ГЕРЦОГ. Вы правы: улыбалась нам удача,

      Крестились мы под звон колоколов,

      Друзей любили, близким сострадали

      И сострадали нам. А посему

      Подсаживайтесь, добрый человек.

      К услугам вашим кушанье любое,

      Которое придется вам по вкусу.

ОРЛАНДО. Простите, но я должен отлучиться.

      Я, словно лань, сначала накормить

      Обязан олененка своего.

      Со мной слуга. Из верности ко мне

      Он в путь пустился. К возрасту в придачу

      Его терзает голод.
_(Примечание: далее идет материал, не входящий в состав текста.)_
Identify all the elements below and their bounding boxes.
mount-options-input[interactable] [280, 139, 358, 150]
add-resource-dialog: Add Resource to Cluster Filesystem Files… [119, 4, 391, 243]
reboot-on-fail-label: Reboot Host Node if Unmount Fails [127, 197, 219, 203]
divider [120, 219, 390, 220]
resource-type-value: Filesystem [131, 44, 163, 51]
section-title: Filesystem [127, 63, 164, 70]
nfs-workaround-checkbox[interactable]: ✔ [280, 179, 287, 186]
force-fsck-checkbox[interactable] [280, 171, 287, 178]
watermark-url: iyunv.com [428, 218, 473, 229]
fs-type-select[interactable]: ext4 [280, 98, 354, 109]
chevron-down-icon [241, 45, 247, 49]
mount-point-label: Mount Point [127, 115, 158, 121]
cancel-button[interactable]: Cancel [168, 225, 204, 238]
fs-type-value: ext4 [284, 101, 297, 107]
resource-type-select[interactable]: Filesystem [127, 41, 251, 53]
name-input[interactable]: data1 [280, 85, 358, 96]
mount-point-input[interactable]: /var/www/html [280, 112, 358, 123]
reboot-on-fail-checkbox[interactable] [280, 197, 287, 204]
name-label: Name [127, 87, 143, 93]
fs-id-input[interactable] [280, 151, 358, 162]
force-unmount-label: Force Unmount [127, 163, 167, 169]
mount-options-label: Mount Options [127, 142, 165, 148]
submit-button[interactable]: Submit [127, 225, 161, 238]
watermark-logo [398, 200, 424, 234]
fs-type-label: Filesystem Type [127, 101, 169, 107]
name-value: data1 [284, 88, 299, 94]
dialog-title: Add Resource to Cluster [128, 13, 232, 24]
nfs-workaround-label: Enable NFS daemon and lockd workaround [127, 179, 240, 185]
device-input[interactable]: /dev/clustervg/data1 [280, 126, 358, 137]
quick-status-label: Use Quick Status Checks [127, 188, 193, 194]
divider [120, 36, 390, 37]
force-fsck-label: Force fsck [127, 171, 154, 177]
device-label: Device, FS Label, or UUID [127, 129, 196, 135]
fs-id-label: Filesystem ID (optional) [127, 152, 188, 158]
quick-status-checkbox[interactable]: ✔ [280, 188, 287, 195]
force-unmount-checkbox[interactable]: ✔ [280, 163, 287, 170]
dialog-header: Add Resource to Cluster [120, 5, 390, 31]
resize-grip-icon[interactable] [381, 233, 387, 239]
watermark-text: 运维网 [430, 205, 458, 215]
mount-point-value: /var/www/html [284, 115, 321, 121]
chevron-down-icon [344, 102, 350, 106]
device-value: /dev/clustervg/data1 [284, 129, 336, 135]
Мне придется

      Терпеть, пока старик мой не поел.

ГЕРЦОГ. Ступайте, мы без вас не будем есть.

ОРЛАНДО. Храни вас Бог за вашу доброту!


(Уходит.)

ГЕРЦОГ. Есть люди несчастливее, чем мы.

      И не сравнить трагическую пьесу,

      Что ставится в театре мировом,

      С той буколическою пасторалью,

      Которую разыгрываем мы.

ЖАК. Весь мир – подмостки, наша жизнь – спектакль,

      А мы – обыкновенные актеры:

      Выходим и уходим, отыграв

      Свои семь актов, перевоплощаясь

      По ходу пьесы. Первый акт: дитя

      Агукает и пачкает пеленки.

      Потом розовощекий мальчуган,

      Сопливый лодырь шагом черепашьим

      Идет, портфель свой в школу волоча.

      Потом любовник глазкам посвящает,

      Пылая жаром, жалкие стишки.

      Потом солдат: гривастый, точно лев,

      Безбожник, выпивоха, скандалист,

      Лакей фортуны, пушечное мясо.

      Вновь перевоплощение: судья

      С холеной бородой, законник строгий,

      Пузатый рвач, набитый каплунами

      И книжною премудростью сухой.

      Еще метаморфоза: тощий скряга

      В домашних туфлях, в ношеном халате,

      В очках по близорукости, в штанах,

      Когда-то облегавших, а теперь

      Висящих мешковато; бас мужской

      Сменяется надтреснутым сипеньем.

      Но хроника чудесных превращений

      Идет к концу. В последней сцене пьесы:

      Склеротик, впавший в детство; ни зубов,

      Ни зрения, ни слуха, ни-че-го.


Возвращается ОРЛАНДО, несущий на руках АДАМА.

ГЕРЦОГ. Добро пожаловать. Садитесь вместе

      С почтенной вашей ношею за стол.

ОРЛАНДО. Не столько за себя, как за него

      Благодарю вас.

АДАМ. Да, мой господин,

      Я сам благодарить еще не в силах.

ГЕРЦОГ. Не стоит благодарности. К столу.

      Я буду нем, пока вы голодны. —

      Не слышу музыки. Дружище, спойте.

АМЬЕН (поет). Мети, мети, снежок!

      Ты менее жесток

      Неблагодарных глаз.

      Шутить ты не привык,

      Но таешь в тот же миг,

      Когда ужалишь нас.

      Хей-го! Пой хей-го! Под сенью ветвей

      Ни глупой любви, ни продажных друзей!

      Хей-го! Под сенью ветвей

      Рады мы жизни своей!


      Крепчай, крепчай, мороз!

      Страшней твоих угроз

      Завидующий взор.

      Ты студишь лоно вод,

      Но холодней, чем лед,

      Коварство и раздор.

      Хей-го! Пой хей-го! Под сенью ветвей

      Ни глупой любви, ни продажных друзей!

      Хей-го! Под сенью ветвей

      Рады мы жизни своей.

ГЕРЦОГ. И если верить я могу глазам,

      И предо мною младший сын Ролана,

      Как мимоходом мне шепнули вы —

      Его портрет, отчетливый и точный, —

      Я очень рад вам. При моем дворе

      Его любили. О судьбе своей

      Расскажете потом, в моей пещере.

      Старик, ты тоже у меня в гостях.

      Идти не может он, займитесь им.

      А мы, мой друг, в пути поговорим.